Deepfakes and the rise of 5G deployment are among the biggest threats to security next year, cybersecurity firm Forcepoint said in its predictions for 2020.
The accelerating public cloud adoption will see more breaches, both from external and internal parties, as cloud applications become more ubiquitous.
According to the Austin, Texas-based firm, these threats will also require enterprises to monitor access, configurations and analyse risky user behaviours as the burden of protecting business-critical data lies on the enterprise while deploying public cloud, it said.
Deepfake technology, which is the process of swapping a person's image or video with another one using artificial intelligence, is becoming more real-like. Criminals can use deepfakes to impersonate high-level targets at enterprises to scam employees and transfer money into fraudulent accounts, Forcepoint said.
The cybersecurity firm has found that ransomware authors are using deepfake technology to threaten victims with realistic videos of them in compromising situations.
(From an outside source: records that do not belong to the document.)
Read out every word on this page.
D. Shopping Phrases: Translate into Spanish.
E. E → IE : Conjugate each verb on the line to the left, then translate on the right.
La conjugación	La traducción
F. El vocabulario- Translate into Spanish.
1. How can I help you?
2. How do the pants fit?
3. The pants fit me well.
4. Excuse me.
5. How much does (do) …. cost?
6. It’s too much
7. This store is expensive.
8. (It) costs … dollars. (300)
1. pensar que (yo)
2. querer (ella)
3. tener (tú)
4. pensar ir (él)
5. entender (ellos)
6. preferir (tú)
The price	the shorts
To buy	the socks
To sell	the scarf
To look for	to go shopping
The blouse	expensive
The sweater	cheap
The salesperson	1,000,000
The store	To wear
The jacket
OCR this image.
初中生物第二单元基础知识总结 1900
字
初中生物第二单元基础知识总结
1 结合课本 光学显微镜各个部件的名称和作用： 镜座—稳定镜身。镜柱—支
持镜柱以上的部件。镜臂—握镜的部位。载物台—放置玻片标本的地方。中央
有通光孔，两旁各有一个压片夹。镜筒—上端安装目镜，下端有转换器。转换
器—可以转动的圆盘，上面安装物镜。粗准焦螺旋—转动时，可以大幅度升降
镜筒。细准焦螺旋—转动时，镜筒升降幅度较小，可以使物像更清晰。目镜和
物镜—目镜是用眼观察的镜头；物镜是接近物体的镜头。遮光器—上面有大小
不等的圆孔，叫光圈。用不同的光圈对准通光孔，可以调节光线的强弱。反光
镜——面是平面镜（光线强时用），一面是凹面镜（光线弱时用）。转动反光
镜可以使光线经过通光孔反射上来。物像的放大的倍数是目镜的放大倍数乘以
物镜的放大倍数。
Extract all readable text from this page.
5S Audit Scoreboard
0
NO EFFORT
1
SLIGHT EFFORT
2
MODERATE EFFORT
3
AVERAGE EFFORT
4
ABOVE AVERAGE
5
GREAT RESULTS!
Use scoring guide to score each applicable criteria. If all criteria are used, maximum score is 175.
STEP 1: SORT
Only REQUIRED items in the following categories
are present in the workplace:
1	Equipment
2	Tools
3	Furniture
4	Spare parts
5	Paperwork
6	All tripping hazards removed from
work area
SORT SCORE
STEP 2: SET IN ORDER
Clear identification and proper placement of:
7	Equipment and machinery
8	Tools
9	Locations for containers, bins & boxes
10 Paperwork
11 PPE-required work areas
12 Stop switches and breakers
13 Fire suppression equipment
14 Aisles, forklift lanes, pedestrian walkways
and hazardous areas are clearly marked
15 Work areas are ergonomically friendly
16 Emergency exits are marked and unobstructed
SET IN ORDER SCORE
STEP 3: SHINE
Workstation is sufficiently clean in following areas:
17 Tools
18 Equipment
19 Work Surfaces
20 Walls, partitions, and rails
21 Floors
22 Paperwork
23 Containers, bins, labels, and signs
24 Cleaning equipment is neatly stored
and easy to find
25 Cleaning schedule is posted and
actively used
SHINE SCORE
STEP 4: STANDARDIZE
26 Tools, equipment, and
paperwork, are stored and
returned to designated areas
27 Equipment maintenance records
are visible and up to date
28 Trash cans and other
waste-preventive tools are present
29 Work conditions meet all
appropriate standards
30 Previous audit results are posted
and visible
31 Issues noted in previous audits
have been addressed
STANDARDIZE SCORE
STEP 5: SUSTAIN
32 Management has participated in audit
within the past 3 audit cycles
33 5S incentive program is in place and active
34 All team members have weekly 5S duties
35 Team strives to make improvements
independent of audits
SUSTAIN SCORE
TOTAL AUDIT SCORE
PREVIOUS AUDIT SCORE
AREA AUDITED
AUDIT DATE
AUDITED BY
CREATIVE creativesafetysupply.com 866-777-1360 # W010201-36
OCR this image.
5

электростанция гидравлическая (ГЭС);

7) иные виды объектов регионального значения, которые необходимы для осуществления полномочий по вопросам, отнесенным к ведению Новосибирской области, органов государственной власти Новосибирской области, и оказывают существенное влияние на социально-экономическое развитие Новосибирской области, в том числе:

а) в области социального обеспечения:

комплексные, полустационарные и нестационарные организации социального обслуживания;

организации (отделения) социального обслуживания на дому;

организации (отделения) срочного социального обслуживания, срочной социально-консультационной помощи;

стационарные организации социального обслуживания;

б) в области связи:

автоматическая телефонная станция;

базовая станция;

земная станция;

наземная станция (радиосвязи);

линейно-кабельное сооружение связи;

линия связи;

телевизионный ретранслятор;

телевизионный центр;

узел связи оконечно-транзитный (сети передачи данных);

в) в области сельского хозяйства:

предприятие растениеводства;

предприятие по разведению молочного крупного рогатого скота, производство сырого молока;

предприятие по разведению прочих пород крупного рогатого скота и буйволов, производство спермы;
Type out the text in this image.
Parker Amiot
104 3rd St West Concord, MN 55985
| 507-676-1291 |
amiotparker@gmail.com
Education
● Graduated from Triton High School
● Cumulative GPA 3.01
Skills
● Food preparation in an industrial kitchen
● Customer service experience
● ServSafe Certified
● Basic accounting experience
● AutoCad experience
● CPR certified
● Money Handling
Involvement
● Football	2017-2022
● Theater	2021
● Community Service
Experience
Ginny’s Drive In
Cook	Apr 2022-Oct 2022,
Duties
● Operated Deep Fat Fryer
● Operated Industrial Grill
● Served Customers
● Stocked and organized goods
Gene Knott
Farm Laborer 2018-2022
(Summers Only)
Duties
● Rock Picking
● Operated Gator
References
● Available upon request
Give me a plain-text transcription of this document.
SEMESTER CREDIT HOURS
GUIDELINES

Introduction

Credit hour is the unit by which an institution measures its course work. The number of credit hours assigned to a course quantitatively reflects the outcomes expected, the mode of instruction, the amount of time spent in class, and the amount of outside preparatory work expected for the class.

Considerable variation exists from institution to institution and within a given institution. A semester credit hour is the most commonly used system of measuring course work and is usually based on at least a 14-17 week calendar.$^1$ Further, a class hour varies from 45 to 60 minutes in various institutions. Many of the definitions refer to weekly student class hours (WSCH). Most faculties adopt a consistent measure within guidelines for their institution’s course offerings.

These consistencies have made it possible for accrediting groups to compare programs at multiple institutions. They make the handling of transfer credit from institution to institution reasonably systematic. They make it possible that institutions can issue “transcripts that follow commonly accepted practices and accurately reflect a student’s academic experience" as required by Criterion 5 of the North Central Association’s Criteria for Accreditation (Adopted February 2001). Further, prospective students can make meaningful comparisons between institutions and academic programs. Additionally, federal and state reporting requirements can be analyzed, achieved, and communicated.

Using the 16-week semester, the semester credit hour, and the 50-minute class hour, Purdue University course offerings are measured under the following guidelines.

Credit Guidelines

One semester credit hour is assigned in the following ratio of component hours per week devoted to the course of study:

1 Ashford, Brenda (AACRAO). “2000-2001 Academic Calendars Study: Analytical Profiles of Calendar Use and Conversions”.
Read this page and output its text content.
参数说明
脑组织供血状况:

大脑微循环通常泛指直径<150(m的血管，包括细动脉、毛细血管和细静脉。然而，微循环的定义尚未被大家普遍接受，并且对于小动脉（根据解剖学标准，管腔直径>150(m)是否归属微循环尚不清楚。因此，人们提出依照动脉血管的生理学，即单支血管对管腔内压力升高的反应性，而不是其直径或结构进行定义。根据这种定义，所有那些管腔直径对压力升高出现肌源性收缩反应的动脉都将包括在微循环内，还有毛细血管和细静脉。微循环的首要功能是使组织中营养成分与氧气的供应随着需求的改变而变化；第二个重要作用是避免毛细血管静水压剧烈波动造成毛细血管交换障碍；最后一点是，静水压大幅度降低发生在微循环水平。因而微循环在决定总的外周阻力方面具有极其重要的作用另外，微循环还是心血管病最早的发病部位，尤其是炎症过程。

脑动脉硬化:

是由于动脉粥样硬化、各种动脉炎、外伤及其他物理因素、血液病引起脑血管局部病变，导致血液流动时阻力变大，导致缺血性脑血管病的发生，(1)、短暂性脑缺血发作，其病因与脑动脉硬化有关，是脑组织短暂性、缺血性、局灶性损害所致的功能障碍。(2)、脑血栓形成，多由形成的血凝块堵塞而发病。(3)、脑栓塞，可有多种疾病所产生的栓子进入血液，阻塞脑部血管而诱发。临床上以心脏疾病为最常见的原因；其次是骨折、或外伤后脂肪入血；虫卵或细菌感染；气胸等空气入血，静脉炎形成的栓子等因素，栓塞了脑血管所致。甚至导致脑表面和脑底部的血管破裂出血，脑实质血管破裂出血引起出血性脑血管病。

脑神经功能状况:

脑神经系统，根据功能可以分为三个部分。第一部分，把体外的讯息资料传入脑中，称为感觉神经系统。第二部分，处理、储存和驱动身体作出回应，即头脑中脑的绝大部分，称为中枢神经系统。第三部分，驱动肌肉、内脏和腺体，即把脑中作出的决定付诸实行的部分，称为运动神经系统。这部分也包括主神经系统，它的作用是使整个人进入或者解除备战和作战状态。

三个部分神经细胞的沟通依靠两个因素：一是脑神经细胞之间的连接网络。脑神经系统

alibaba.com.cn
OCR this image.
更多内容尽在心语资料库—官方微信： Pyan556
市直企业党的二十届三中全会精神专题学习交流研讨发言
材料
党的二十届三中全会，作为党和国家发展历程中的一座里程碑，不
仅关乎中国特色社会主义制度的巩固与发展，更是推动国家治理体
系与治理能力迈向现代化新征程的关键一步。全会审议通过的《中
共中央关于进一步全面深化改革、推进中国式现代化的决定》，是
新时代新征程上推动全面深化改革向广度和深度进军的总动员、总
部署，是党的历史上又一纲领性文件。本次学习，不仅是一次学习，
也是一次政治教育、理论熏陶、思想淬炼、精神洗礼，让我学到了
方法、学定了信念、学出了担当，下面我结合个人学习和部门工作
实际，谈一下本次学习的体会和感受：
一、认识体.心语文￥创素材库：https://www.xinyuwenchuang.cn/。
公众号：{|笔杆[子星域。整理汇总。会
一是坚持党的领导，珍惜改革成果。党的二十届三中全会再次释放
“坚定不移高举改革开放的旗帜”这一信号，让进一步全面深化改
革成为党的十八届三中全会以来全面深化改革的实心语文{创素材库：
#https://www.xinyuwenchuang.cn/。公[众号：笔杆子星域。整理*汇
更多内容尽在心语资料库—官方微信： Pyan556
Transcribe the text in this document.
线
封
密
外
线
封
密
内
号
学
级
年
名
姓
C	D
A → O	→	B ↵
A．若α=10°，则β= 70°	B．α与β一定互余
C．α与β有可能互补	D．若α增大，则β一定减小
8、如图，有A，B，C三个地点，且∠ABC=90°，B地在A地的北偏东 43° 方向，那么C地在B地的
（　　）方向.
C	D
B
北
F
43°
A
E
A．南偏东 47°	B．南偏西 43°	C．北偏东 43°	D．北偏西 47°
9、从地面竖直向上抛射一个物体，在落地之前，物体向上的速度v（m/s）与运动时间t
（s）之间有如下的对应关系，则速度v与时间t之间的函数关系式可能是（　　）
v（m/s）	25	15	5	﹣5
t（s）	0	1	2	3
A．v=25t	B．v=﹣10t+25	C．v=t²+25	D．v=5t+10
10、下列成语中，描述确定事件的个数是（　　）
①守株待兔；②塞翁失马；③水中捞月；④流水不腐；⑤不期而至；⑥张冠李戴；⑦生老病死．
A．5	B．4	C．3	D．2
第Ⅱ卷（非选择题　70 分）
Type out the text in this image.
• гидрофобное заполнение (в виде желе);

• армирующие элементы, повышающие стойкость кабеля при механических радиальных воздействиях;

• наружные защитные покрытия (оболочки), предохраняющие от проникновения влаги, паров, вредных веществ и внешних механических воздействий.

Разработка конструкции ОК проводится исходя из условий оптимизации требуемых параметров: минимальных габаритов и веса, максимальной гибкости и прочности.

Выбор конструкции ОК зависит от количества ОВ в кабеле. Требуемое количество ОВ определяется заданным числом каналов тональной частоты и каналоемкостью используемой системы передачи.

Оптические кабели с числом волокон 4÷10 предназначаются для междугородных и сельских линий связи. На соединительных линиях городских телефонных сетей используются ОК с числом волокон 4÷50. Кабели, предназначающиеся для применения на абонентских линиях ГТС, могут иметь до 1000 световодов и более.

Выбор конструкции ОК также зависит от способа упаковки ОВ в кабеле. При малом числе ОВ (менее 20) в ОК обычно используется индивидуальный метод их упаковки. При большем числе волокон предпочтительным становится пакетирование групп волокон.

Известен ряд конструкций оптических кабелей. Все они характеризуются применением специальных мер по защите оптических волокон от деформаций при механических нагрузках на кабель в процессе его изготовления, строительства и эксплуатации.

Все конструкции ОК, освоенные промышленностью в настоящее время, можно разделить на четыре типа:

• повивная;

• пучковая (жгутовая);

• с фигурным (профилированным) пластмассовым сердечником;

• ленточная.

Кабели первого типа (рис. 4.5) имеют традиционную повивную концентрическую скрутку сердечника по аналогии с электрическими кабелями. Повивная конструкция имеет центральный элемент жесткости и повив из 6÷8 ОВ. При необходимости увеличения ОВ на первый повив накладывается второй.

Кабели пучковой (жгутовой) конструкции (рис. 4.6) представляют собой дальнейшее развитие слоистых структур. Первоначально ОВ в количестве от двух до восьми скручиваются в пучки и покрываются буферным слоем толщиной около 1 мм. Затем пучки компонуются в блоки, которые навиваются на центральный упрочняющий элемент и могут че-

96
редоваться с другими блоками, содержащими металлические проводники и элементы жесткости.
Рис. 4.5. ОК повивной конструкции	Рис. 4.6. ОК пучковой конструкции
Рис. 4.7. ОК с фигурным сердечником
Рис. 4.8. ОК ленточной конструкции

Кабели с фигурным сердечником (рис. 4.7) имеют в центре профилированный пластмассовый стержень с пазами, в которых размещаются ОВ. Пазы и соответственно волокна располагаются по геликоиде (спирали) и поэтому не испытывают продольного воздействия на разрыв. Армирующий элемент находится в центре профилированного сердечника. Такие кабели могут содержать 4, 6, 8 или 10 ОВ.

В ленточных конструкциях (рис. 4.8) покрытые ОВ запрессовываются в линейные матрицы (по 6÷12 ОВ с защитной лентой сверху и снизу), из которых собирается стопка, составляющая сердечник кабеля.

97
In politics, the technology is used to discredit candidates and influence voters through inaccurate political messages on social media platforms.
With 5G deployments expected to ramp up next year, the high data transfer speeds can lead to data thefts at an increased rate, Forcepoint said.
"The more reliable connectivity and lower latency of 5G will also work in favour of determined employees wishing to transfer swathes of corporate data. The cybersecurity stack needs to have visibility and control of such data movement or else organisations risk being unable to identify data theft," the company said in the media release.
Even as enterprises move to a cloud-first strategy in their digital transformation journey, they wrongly believe that cloud providers will also secure the infrastructure, Forcepoint said in the statement. However, the company sees a ray of hope as enterprises move from indicators of compromise (IoC) to indicators of behaviour (IoB) model, which it believes will better protect their data in the modern network environments.
Also, with the increasing data protection and privacy regulations across the world, businesses will mature in their approach to the legislations, Forcepoint said, adding that maintaining customer data privacy and protection can be a differentiator of the business’s service.
“By shifting from the outside-in approach to inside-out approach and keeping users and data at the centre of their cybersecurity design thinking, it will help organizations mitigate threats in near-real-time in today’s sophisticated threat landscape,” said Surendra Singh, senior director and country manager, India and SAARC, Forcepoint.
An outside-in approach looks at how external attackers are seeking to penetrate a perimeter while an inside-out approach is understanding the risks that lie within the company.
Emerging technology has given rise to concerns over data security. A recent report from networking cybersecurity firm Juniper Networks had said that IT service providers (SP) in the Asia Pacific region are increasingly worried over security as the adoption of distributed cloud, internet of things (IoT) and 5G accelerates.
Other research has shown that enterprises vastly overrate cloud security. In fact, about 72 % of Indian enterprises have misplaced confidence in cloud providers’ security, Palo Alto Networks had recently said in its report.
Apart from 5G and cloud, other technologies like AI, blockchain and robotic process automation or RPA have made businesses more complex. This, in turn, is leading to more complex risks.